(dissenting). I agree that United States v. Giordano, 416 U.S. 505, 94 S. Ct. 1820, 40 L. Ed. 2d 341, holds that the statute was intended to require suppression where there is a failure to satisfy any of those statutory requirements that directly and substantially implement the legislative intention to limit the use of intercept procedures to those situations clearly calling for the employment of this extraordinary investigative device. The United States Supreme Court notes that this is so where the approval was intended to play a central role in the statutory scheme and that suppression must follow when it is shown that this statutory requirement has been ignored. Id., 528, 529. The central role in our statutory scheme is the limited number of intercepts permitted, and the required hearing before a three-judge panel of the Superior Court judges.
The applications in question cannot be said to ignore the statutory requirement. It is not questioned that the state’s attorney executed the application form. Nor is it questioned that he acknowledged the same. These facts show that there was no intent to ignore the requirement of the statute. The substance was there. The prepared form was incorrect. A state’s attorney is a public officer; as such he takes an oath of office. A public officer’s oath is specific. General Statutes § 1-25.
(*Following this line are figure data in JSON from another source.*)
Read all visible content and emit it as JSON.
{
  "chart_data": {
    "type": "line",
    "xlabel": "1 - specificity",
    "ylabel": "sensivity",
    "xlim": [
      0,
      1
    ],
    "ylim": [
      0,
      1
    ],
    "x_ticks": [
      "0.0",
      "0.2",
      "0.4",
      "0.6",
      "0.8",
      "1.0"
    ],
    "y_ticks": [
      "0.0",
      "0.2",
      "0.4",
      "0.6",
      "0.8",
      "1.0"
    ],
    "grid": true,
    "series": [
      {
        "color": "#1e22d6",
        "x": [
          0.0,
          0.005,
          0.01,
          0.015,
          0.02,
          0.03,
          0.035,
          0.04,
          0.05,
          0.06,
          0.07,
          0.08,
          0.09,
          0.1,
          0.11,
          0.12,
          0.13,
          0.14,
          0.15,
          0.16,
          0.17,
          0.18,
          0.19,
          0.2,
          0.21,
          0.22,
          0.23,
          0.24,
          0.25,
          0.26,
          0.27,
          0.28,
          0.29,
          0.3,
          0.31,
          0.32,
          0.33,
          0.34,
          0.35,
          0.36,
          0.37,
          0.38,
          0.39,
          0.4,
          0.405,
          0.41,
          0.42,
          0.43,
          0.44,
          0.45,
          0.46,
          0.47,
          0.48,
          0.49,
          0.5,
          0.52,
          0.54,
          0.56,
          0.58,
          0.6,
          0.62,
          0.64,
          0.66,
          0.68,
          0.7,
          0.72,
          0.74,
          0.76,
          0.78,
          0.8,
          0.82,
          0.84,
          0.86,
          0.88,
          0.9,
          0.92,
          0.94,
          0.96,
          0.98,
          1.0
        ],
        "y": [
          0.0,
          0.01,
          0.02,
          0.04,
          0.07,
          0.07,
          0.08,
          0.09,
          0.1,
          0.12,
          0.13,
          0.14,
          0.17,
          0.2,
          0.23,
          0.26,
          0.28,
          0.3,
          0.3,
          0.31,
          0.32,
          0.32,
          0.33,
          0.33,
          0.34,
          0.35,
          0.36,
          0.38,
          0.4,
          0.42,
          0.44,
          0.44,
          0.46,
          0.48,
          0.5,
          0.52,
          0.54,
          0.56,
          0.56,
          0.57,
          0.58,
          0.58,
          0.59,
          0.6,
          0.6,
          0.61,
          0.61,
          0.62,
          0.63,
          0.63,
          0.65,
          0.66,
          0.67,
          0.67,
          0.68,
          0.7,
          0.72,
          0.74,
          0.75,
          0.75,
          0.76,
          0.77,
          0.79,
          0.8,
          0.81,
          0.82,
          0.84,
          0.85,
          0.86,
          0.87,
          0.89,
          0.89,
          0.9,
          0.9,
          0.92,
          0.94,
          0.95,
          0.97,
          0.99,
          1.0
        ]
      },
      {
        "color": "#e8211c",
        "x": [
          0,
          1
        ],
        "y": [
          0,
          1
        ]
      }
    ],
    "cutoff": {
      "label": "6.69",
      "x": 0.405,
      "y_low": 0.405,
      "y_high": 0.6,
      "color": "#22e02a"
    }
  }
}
*28There is no provision for the form of the oath required in General Statutes § 54-41c. There are model forms in § 1-25 of the General Statutes. Section 54-41c is not helpful to one who must administer an oath under its provisions. Those delegated to draft the application form for the state’s attorneys must have found a model in § 1-34 of the General Statutes.
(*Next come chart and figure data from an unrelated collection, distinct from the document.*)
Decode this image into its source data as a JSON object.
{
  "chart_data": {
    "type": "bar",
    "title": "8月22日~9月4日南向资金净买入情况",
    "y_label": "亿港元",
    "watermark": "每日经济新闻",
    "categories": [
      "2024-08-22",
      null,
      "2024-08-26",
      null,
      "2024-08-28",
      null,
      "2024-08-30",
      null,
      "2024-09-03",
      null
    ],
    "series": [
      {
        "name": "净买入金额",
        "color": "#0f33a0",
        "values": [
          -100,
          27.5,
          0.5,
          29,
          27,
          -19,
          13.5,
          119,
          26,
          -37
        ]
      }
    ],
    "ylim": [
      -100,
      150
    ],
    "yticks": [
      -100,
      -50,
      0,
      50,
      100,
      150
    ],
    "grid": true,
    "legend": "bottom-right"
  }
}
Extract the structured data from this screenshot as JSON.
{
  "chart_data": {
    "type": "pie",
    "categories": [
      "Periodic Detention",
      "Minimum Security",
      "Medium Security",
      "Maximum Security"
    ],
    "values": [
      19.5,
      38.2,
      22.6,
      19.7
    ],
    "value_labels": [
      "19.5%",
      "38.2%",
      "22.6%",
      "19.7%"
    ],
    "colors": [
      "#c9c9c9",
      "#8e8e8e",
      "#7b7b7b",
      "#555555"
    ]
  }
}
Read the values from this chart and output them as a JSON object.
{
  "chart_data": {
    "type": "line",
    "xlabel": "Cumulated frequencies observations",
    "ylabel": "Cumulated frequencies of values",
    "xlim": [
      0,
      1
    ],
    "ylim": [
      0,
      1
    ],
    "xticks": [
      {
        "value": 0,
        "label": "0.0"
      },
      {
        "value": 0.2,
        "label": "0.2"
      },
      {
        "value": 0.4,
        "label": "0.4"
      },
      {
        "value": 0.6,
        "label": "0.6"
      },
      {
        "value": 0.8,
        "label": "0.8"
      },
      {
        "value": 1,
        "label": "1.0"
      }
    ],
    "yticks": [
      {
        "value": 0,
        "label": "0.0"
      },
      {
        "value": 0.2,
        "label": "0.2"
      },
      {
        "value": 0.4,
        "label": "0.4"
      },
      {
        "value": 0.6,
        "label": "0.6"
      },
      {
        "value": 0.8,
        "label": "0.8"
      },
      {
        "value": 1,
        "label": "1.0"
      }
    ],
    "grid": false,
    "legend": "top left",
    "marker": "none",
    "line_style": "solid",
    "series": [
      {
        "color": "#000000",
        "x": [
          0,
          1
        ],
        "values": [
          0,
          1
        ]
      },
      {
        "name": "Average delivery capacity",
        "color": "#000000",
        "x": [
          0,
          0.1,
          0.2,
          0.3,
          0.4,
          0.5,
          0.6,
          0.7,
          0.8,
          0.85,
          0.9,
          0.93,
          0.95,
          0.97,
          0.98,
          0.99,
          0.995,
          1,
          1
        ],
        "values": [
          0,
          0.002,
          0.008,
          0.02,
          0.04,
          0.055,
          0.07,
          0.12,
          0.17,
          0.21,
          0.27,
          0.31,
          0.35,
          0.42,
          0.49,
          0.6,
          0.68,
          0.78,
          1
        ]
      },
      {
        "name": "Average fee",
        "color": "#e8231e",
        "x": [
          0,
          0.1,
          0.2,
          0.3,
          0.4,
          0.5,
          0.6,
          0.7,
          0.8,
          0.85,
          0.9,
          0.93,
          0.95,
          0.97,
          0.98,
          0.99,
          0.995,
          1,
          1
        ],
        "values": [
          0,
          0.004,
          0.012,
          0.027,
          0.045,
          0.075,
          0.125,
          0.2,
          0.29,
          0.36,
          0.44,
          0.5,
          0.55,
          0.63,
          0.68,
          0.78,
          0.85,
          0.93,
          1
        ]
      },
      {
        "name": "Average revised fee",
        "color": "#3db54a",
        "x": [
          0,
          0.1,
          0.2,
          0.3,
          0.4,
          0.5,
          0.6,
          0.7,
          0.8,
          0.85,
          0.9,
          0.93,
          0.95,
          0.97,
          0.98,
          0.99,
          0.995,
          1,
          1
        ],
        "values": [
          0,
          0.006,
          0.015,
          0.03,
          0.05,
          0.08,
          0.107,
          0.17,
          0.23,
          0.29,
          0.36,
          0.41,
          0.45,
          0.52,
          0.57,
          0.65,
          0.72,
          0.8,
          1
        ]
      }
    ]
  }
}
I see no attempt to deceive; nor do I see prejudice to the rights of an accused. The state has made a good faith effort to comply with the statute. As a matter of practice, a state’s attorney is available at all wiretap application hearings to implement the application in accordance with § 54-41c (12). Federal judges under 18 U.S.C. § 2518 have used a similar section to take additional evidence to satisfy themselves that a wire intercept order should issue. See United States v. Florea, 541 F.2d 568 (6th Cir.), cert. denied, 430 U.S. 945, 97 S. Ct. 1579, 51 L. Ed. 2d 792.
Section 54-41c requires, in its subsections 1 through 12, many statements to be included in the application. The application requires “allegations of fact” which may be based either upon the personal knowledge of the applicant or upon information and belief. Statements and allegations of fact do not constitute an affidavit. I cannot agree that the requirement of an oath directly and substantially implements the legislative intention to limit the use of intercept procedures. I would require the legislature to be more specific as to the contents of an affidavit.
We find the requirement of an oath in many situations. We have not set aside actions for failure to *29take an oath to prevent a failure of public justice. See Berger v. Guilford, 136 Conn. 71, 82, 68 A.2d 371.
I would reverse the action of the trial court.